I dance with any lady to any song, but lately, I’ve become more picky about who I partner with and well, I’ve become selective about song choice too.

Please note that this lady is not Viola.

I see it with most dancers, whether it’s Bachata, Cuban Salsa or Kizomba, that lady usually dances with that guy. And you can see their reaction when their favourite Salsa track comes on, so I’m not alone with this selection policy.

Dancing to specific songs is obvious. I mean there are certain tracks that you just feel in your soul. It’s a unique link and that’s the feeling (you want) with certain ladies.

Coisas Da Terra by Paulo Flores – for example –  moves me to do basics because that’s the song I heard constantly when I started Kizomba. It’s a familiar, happy beat, you just got to love it.

But when it comes to choosing partners. Eish. Familiarity breeds contempt.

Viola. Dancing with her is like lifting 10-kilo kettlebells. Heavy, inflexible, no fun. Just a force that either swings one way or another. I don’t know why I try. Oh, wait it’s in my Aries profile to be nice and to dance with everybody because everybody wants to dance.

No. Everybody needs to learn basics first before they want; because that want is to shine.

Viola ignores the basics of Kizomba. She leans back, her body sways next to the beat and her groin movement is heating up mine and it’s not fun. No, seriously it’s not.


I dance with Viola again, because the instructor in me believes that she needs a little bit of guidance. My constructive criticism is not heard, in fact, she seems determined to prove me wrong.

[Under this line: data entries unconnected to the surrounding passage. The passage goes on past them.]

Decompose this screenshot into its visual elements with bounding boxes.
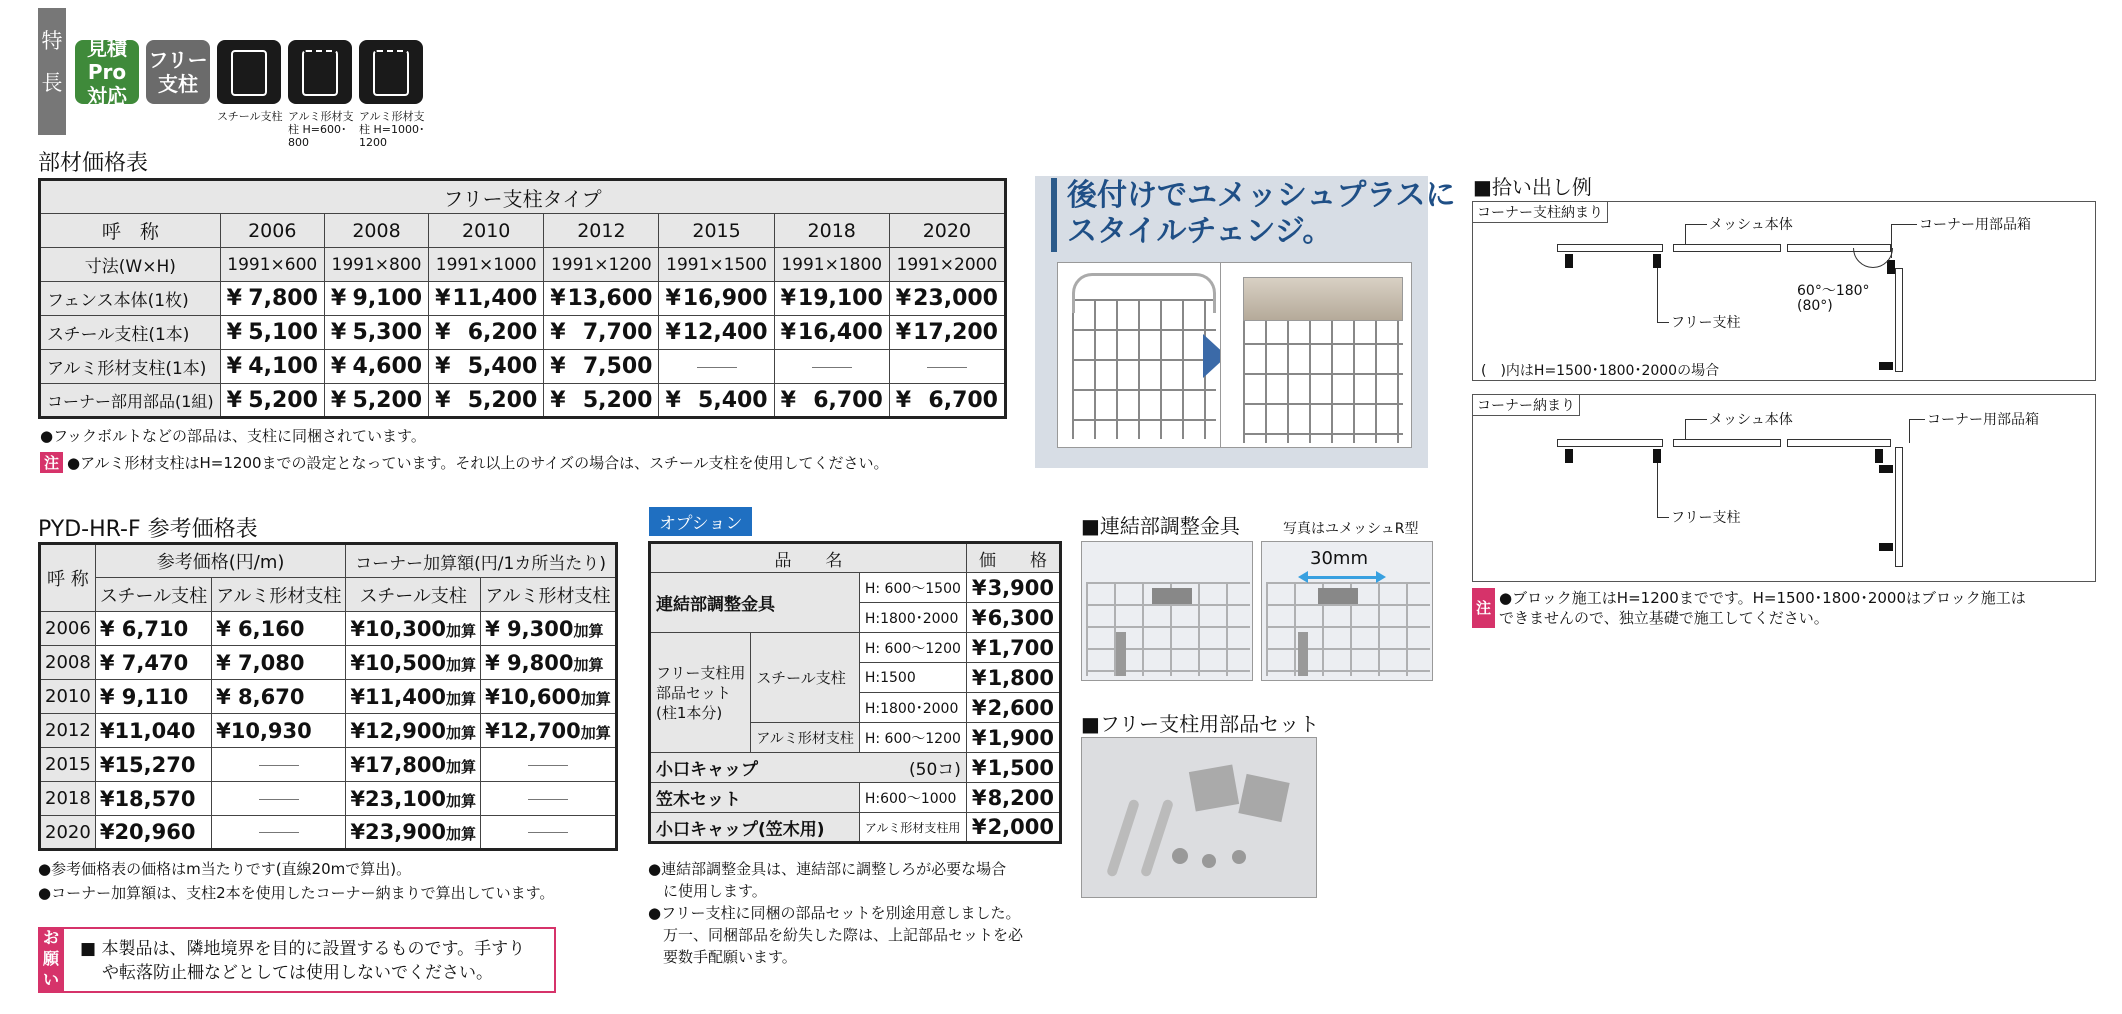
fitting-photo-2 [1261,541,1433,681]
dim-label: 30mm [1310,548,1368,569]
col-2018: 2018 [774,214,889,248]
renketsu-label: 連結部調整金具 [650,573,860,633]
row-label: スチール支柱(1本) [40,316,221,350]
post-label: フリー支柱 [1671,315,1741,331]
diagram-label: コーナー納まり [1472,394,1580,416]
price-cell: ¥ 19,100 [774,282,889,316]
price-cell: ¥ 7,800 [220,282,324,316]
col-2015: 2015 [659,214,774,248]
col-2020: 2020 [889,214,1005,248]
price-cell: ¥ 4,100 [220,350,324,384]
price-cell: ¥ 12,400 [659,316,774,350]
tokucho-label: 特 長 [38,8,66,135]
ref-price-header: 参考価格(円/m) [95,544,346,578]
corner-diagram [1472,394,2096,582]
request-line-1: ■ 本製品は、隣地境界を目的に設置するものです。手すり [80,939,526,959]
corner-box-label: コーナー用部品箱 [1919,217,2031,233]
alum-post-tall-caption: アルミ形材支柱 H=1000･1200 [359,110,425,149]
set-title: ■フリー支柱用部品セット [1081,712,1320,736]
price-table-title: 部材価格表 [38,151,149,176]
mesh-photo-after [1220,262,1412,448]
ref-row: 2015 ¥15,270 ¥17,800加算 [40,748,617,782]
ref-row: 2020 ¥20,960 ¥23,900加算 [40,816,617,850]
request-box [38,927,556,993]
corner-box-label: コーナー用部品箱 [1927,412,2039,428]
ref-row: 2012 ¥11,040 ¥10,930 ¥12,900加算 ¥12,700加算 [40,714,617,748]
sub-header: スチール支柱 [95,578,211,612]
fitting-photo-1 [1081,541,1253,681]
price-cell: ¥ 7,700 [544,316,659,350]
size-cell: 1991×800 [324,248,428,282]
ref-table-title: PYD-HR-F 参考価格表 [38,517,258,542]
price-cell: ¥ 6,700 [774,384,889,418]
corner-add-header: コーナー加算額(円/1カ所当たり) [346,544,616,578]
type-header: フリー支柱タイプ [40,180,1006,214]
row-steel-post [40,316,1006,350]
col-2008: 2008 [324,214,428,248]
col-2012: 2012 [544,214,659,248]
price-cell: ¥ 5,200 [544,384,659,418]
size-cell: 1991×1800 [774,248,889,282]
col-2006: 2006 [220,214,324,248]
row-fence [40,282,1006,316]
price-cell: ¥ 5,300 [324,316,428,350]
sub-header: スチール支柱 [346,578,481,612]
ref-note-2: ●コーナー加算額は、支柱2本を使用したコーナー納まりで算出しています。 [38,884,555,902]
price-cell: ¥ 5,100 [220,316,324,350]
ref-row: 2010 ¥ 9,110 ¥ 8,670 ¥11,400加算 ¥10,600加算 [40,680,617,714]
angle-sub-label: (80°) [1797,298,1833,314]
price-cell: ¥ 13,600 [544,282,659,316]
ref-row: 2006 ¥ 6,710 ¥ 6,160 ¥10,300加算 ¥ 9,300加算 [40,612,617,646]
angle-label: 60°〜180° [1797,283,1870,299]
price-note-2: 注 ●アルミ形材支柱はH=1200までの設定となっています。それ以上のサイズの場合は、スチール支柱を使用してください。 [40,452,889,473]
price-cell: ¥ 11,400 [429,282,544,316]
price-table [38,178,1007,419]
mesh-label: メッシュ本体 [1709,217,1793,233]
row-label: コーナー部用部品(1組) [40,384,221,418]
size-cell: 1991×1500 [659,248,774,282]
name-label: 呼 称 [40,214,221,248]
row-alum-post [40,350,1006,384]
col-2010: 2010 [429,214,544,248]
price-cell: ¥ 5,200 [220,384,324,418]
ref-row: 2018 ¥18,570 ¥23,100加算 [40,782,617,816]
fitting-photo-note: 写真はユメッシュR型 [1283,521,1419,537]
price-cell: ¥ 4,600 [324,350,428,384]
alum-post-tall-icon [359,40,423,104]
parts-set-photo [1081,737,1317,898]
price-cell: ¥ 17,200 [889,316,1005,350]
steel-post-caption: スチール支柱 [217,110,283,123]
ref-price-table [38,542,618,851]
steel-post-icon [217,40,281,104]
name-label: 呼 称 [40,544,96,612]
pickup-note: 注 ●ブロック施工はH=1200までです。H=1500･1800･2000はブロック施工は できませんので、独立基礎で施工してください。 [1472,588,1999,628]
price-note-1: ●フックボルトなどの部品は、支柱に同梱されています。 [40,427,426,445]
na-cell [774,350,889,384]
alum-post-caption: アルミ形材支柱 H=600･800 [288,110,354,149]
size-label: 寸法(W×H) [40,248,221,282]
diagram-label: コーナー支柱納まり [1472,201,1608,223]
option-name-header: 品 名 [650,543,967,573]
price-cell: ¥ 6,200 [429,316,544,350]
mitsumori-pro-badge: 見積Pro 対応 [75,40,139,104]
free-post-badge: フリー 支柱 [146,40,210,104]
size-cell: 1991×600 [220,248,324,282]
alum-post-icon [288,40,352,104]
size-cell: 1991×1200 [544,248,659,282]
sub-header: アルミ形材支柱 [212,578,346,612]
ref-note-1: ●参考価格表の価格はm当たりです(直線20mで算出)。 [38,860,412,878]
option-badge: オプション [649,507,752,536]
ref-row: 2008 ¥ 7,470 ¥ 7,080 ¥10,500加算 ¥ 9,800加算 [40,646,617,680]
diagram-footnote: ( )内はH=1500･1800･2000の場合 [1481,363,1720,379]
pickup-title: ■拾い出し例 [1473,175,1592,199]
post-label: フリー支柱 [1671,510,1741,526]
price-cell: ¥ 5,400 [429,350,544,384]
size-cell: 1991×1000 [429,248,544,282]
na-cell [659,350,774,384]
na-cell [889,350,1005,384]
price-cell: ¥ 6,700 [889,384,1005,418]
row-corner-parts [40,384,1006,418]
price-cell: ¥ 7,500 [544,350,659,384]
mesh-photo-before [1057,262,1227,448]
row-label: アルミ形材支柱(1本) [40,350,221,384]
option-table: 品 名 価 格 連結部調整金具 H: 600〜1500 ¥ 3,900 H:1800･2000 ¥ 6,300 フリー支柱用 部品セット (柱1本分) スチール支柱 H: 600〜1200 ¥ 1,700 H:1500 ¥ 1,800 H:1800･2000 ¥ 2,600 アルミ形材支柱 H: 600〜1200 ¥ 1,900 小口キャップ (50コ) ¥ 1,500 笠木セット H:600〜1000 ¥ 8,200 小口キャップ(笠木用) アルミ形材支柱用 ¥ 2,000 [648,541,1062,844]
option-notes: ●連結部調整金具は、連結部に調整しろが必要な場合 に使用します。 ●フリー支柱に同梱の部品セットを別途用意しました。 万一、同梱部品を紛失した際は、上記部品セットを必 要数手配願います。 [648,860,1024,966]
promo-title: 後付けでユメッシュプラスに スタイルチェンジ。 [1051,178,1431,252]
promo-panel [1035,176,1456,468]
request-mark: お 願 い [38,927,64,993]
price-cell: ¥ 9,100 [324,282,428,316]
mesh-label: メッシュ本体 [1709,412,1793,428]
price-cell: ¥ 16,900 [659,282,774,316]
request-line-2: や転落防止柵などとしては使用しないでください。 [102,963,493,983]
price-cell: ¥ 5,200 [324,384,428,418]
size-cell: 1991×2000 [889,248,1005,282]
sub-header: アルミ形材支柱 [481,578,617,612]
corner-post-diagram [1472,201,2096,381]
price-cell: ¥ 16,400 [774,316,889,350]
option-price-header: 価 格 [966,543,1060,573]
price-cell: ¥ 5,200 [429,384,544,418]
price-cell: ¥ 5,400 [659,384,774,418]
price-cell: ¥ 23,000 [889,282,1005,316]
fitting-title: ■連結部調整金具 [1081,514,1240,538]
free-set-label: フリー支柱用 部品セット (柱1本分) [650,633,751,753]
row-label: フェンス本体(1枚) [40,282,221,316]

She is not the only one, there are a few Violas, I avoid them. I can see their enthusiasm to dance but I cannot; I will not put myself through that WWE demonstration.

Yet here I am, eyes closed, I berate myself while onlookers probably think this guy is in the moment. That four-minute song felt like it had five minutes added on. The strain on my shoulder is felt the next day.

The thing though that really grates me is the lack of connection.Besides not following, Viola is not feeling the music. I wonder why she attends classes or parties?

She is there to be seen, trying her best to look fabulous with a Passada. A simple movement becomes an exhibition of her hips lying. I have no connection with this kettle-bell.

Viola likes getting paid attention. That’s clear. But I can only give her a high five as I step to Mandy. She smiles, connects and allows me to lead.